Сынок - произнёс старый сотник.
Сынок - конь этот был рождён лучшей кобылицей из конюшен Арслан-хана, касимовского царя, отца Сеид-Бурхана, да продлятся его годы, тринадцать лет назад. И всё это время верой и правдой служил нам. Обещай мне, что не продашь его, дав ему спокойно умереть от старости. А если придётся тебе идти в поход по воле царя, береги его, как берегут старого слугу, почти друга.
Старый друг этим временем угрюмо жевал положенное ему сено, поглядывая на Данияра с сомнением, как же — говорили эти взгляды, стоит доехать до ближайшего городка, как ты сдашь меня первому живодёру. Ответный взгляд, если только кони могли бы толковать взгляды, только укрепил бы его в ожиданиях.

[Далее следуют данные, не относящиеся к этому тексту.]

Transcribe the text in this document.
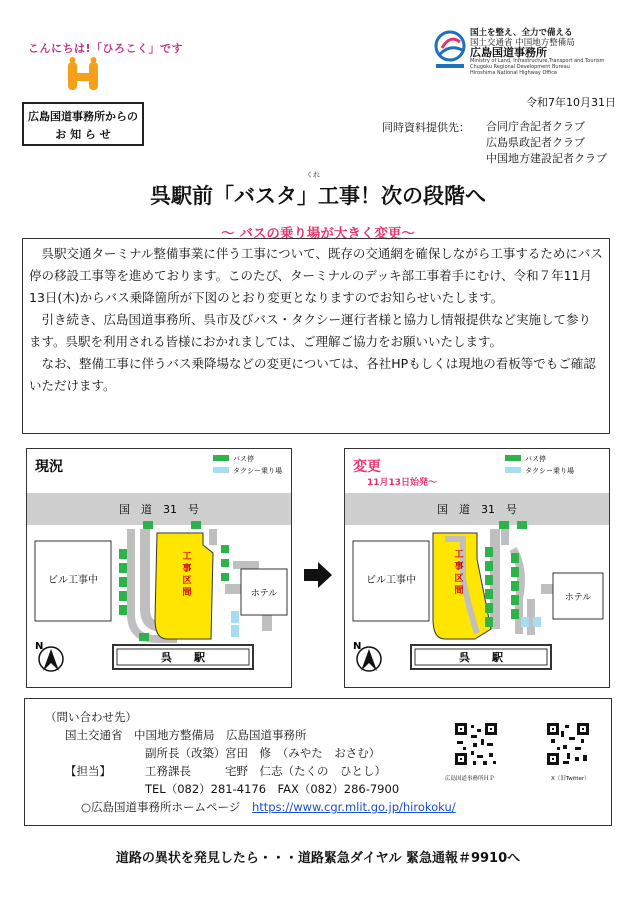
こんにちは!「ひろこく」です
広島国道事務所からの
お 知 ら せ
国土を整え、全力で備える
国土交通省 中国地方整備局
広島国道事務所
Ministry of Land, Infrastructure,Transport and Tourism
Chugoku Regional Development Bureau
Hiroshima National Highway Office
令和7年10月31日
同時資料提供先： 合同庁舎記者クラブ
広島県政記者クラブ
中国地方建設記者クラブ
くれ
呉駅前「バスタ」工事！次の段階へ
～ バスの乗り場が大きく変更～

呉駅交通ターミナル整備事業に伴う工事について、既存の交通網を確保しながら工事するためにバス停の移設工事等を進めております。このたび、ターミナルのデッキ部工事着手にむけ、令和７年11月13日(木)からバス乗降箇所が下図のとおり変更となりますのでお知らせいたします。

引き続き、広島国道事務所、呉市及びバス・タクシー運行者様と協力し情報提供など実施して参ります。呉駅を利用される皆様におかれましては、ご理解ご協力をお願いいたします。

なお、整備工事に伴うバス乗降場などの変更については、各社HPもしくは現地の看板等でもご確認いただけます。

現況	バス停
タクシー乗り場
国　道　31　号
ビル工事中
工事区間	ホテル
呉　　駅
N
変更
11月13日始発～
バス停
タクシー乗り場
国　道　31　号
ビル工事中
工事区間
ホテル
呉　　駅
N
（問い合わせ先）
国土交通省　中国地方整備局　広島国道事務所
副所長（改築） 宮田　修　（みやた　おさむ）
【担当】	工務課長	宅野　仁志（たくの　ひとし）
TEL（082）281-4176　FAX（082）286-7900
○広島国道事務所ホームページ https://www.cgr.mlit.go.jp/hirokoku/
広島国道事務所ＨＰ	X（旧Twitter）
道路の異状を発見したら・・・道路緊急ダイヤル 緊急通報＃9910へ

В Москве - продолжал Авдул
- ты будешь служить Урускан-мурзе, Якову Куденетовичу, он большой человек, а значит, ты будешь служить самому царю, если примут тебя. А тебя примут, предок наш служил самому Касиму и был женат на его двоюродной племяннице, не забывай свой род! Мой дед, а твой прадед был сотником у Шах-Али и отличился при взятии Казани Грозным царём. Будь храбр, впрочем, ты уже храбр по двум причинам, ты молод, и ты мой сын. Будь беспощаден к врагу, пока он на коне. Я научил тебя рубить саблей, пусть будет легка она в твоей руке, как былинка. И смири гнев свой, когда враг твой упал и беспомощен. Пусть будет твой путь спокоен, но быстр. Ко всему прочему, я могу добавить пятнадцать алтын, немного, но вместе с конём и советами этого достаточно, чтобы начать жизнь. И ещё, я хочу указать тебе пример, но не себя, а своего давнего приятеля и соседа, Кельмамеда, теперь он крещён и именуется Артемием Теникеевичем. Он князь и стольник и не последний человек в Москве. Восемнадцати лет, как и ты, он отправился в столицу. Служил честно и был пожалован. Пусть пример его будет тебе впрок. Следуй ему и действуй так же как он. Возьми этот лист, Иса написал здесь имена твоих предков, включая меня, и просьбу помочь тебе на первых порах.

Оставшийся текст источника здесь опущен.